Il quadro che esce della presenza femminile mondiale nel settore è che le 176.820 donne occupate rappresentano poco meno del 19% della forza lavoro totale. Questo dato si confronta con le 151.979 donne del 2021, che rappresentavano però il 26%. Pertanto, sebbene il numero totale di donne registrato in questo rapporto sia aumentato, è diminuita la loro incidenza. In mare, a livello mondiale, le donne restano ampiamente sottorappresentate, rappresentando appena l’1% del numero totale di marittimi impiegati dalle organizzazioni intervistate.

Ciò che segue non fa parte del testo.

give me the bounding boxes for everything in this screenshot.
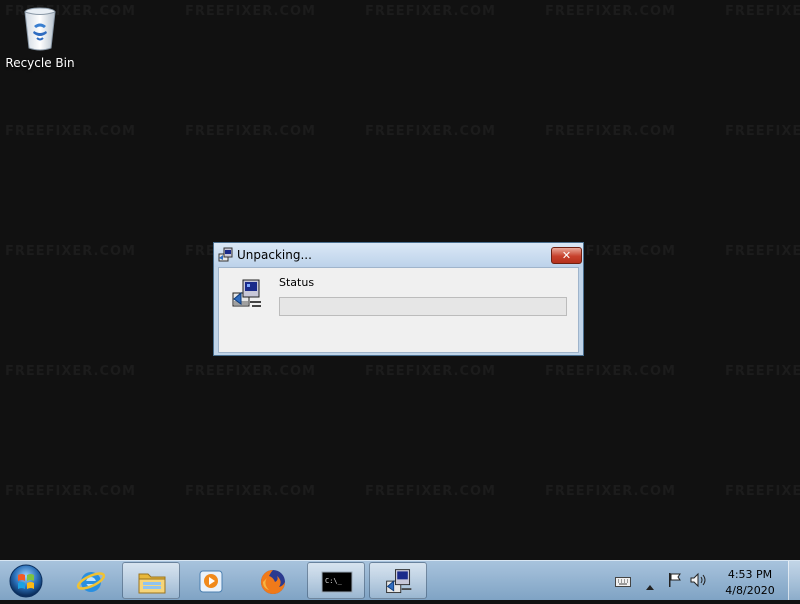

Allo studio hanno fornito dati 88 dei 176 stati membri di IMO.
Il dato europeo che emerge dallo studio ci dice che le donne occupate nel settore marittimo sono il 22%.

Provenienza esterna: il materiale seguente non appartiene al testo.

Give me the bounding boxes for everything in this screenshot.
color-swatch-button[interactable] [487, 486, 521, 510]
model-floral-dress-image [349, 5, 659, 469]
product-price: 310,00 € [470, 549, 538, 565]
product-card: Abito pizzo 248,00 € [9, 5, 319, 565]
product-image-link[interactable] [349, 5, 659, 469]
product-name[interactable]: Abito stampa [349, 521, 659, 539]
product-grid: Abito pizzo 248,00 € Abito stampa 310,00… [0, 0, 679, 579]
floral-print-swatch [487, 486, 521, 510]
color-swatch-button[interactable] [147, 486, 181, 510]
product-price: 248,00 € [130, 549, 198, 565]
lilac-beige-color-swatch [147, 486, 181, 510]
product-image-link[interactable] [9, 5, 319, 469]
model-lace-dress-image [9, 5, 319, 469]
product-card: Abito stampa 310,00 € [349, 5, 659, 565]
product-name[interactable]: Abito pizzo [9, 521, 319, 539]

Wista Italy, insieme alla Federazione del Mare, con cui ha siglato nel 2024 un protocollo d’intesa, ha deciso di promuovere un Osservatorio Nazionale della presenza femminile nel settore della Blue Economy per provare a colmare la mancanza di dati attuali e spingere il settore a una maggiore consapevolezza dell’importanza della presenza femminile come elemento trainante per un cambiamento.

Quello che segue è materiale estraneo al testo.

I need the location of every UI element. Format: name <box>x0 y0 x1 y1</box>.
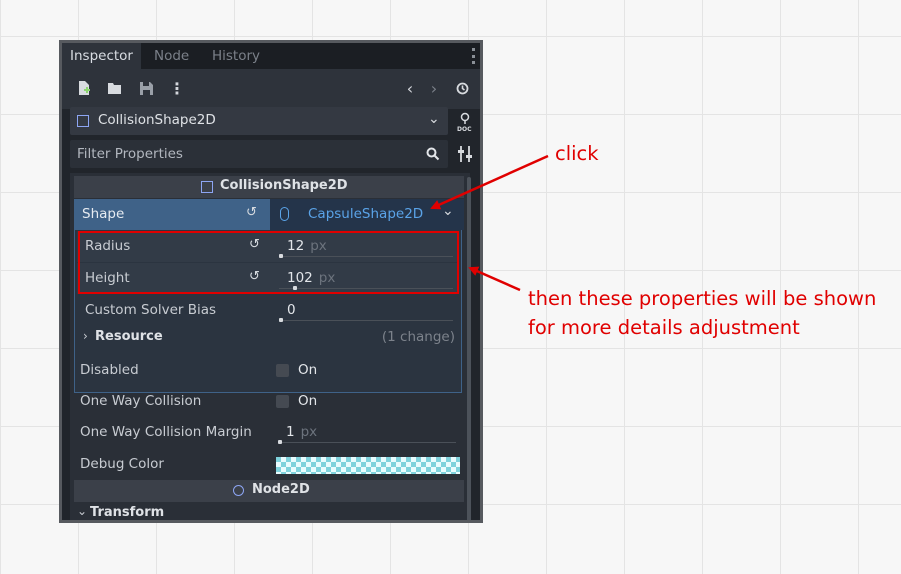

Perché la leadership femminile, che cerchiamo di portare avanti, è una leadership condivisa che non vede una donna sola al comando ma un gruppo di donne che perseguono insieme gli stessi obbiettivi di inclusione e di condivisione per contribuire allo sviluppo di politiche, programmi e progetti, che sostengano la diversità e l’inclusione, attraggano nuovi talenti e supportino obiettivi di evoluzione in materia di sostenibilità, decarbonizzazione e digitalizzazione.
Da marzo l’Assessore alle pari opportunità della regione Liguria Simona Ferro e il Governatore Marco Bucci ci hanno coinvolto in una serie di quattro incontri dal titolo “Donne sul Ponte di Comando” all’interno del “Festival delle Regioni” che si sono tenuti in quattro diversi momenti dell’anno coordinati per Wista da Caterina Cerrini e Barbara Pozzolo.
In ottobre si è svolta l’AGM (Annual General Meeting) di Wista International a Barcellona, esempio tangibile di cosa significhi appartenere a una rete presente in 62 paesi con oltre 6.000 socie. Un network di donne a tutte le latitudini, pronte a mettersi a disposizione una dell’altra e supportarsi nella navigazione di un mondo tanto affascinante quanto complesso.
Wista ha ispirato ed è stata citata in due risoluzioni parlamentari presentati da forze di governo e opposizione. Il 19 marzo è stata presentata la risoluzione 7-00287 di FdI in Comm. Trasporti – che impegna il Governo ad adottare iniziative per favorire le pari opportunità di genere nel settore marittimo-portuale, promuovendo la presenza femminile nei processi decisionali della filiera e nelle politiche del mare, anche attraverso l’adeguamento normativo. Il 9 settembre 2025 alcune deputate e alcuni deputati del Gruppo PD alla Camera hanno depositato la risoluzione 7-00325 (a prima firma dell’On. Ghio) in materia di parità di genere nella blue economy.
Chiudiamo con una nota dolente: nelle nomine dei Presidenti delle 14 autorità portuali avvenute nel 2025 c’è stata solo una donna e nel ruolo di segretario generale attualmente l’unica donna rimane Federica Montaresi. Veramente un dato che fa riflettere.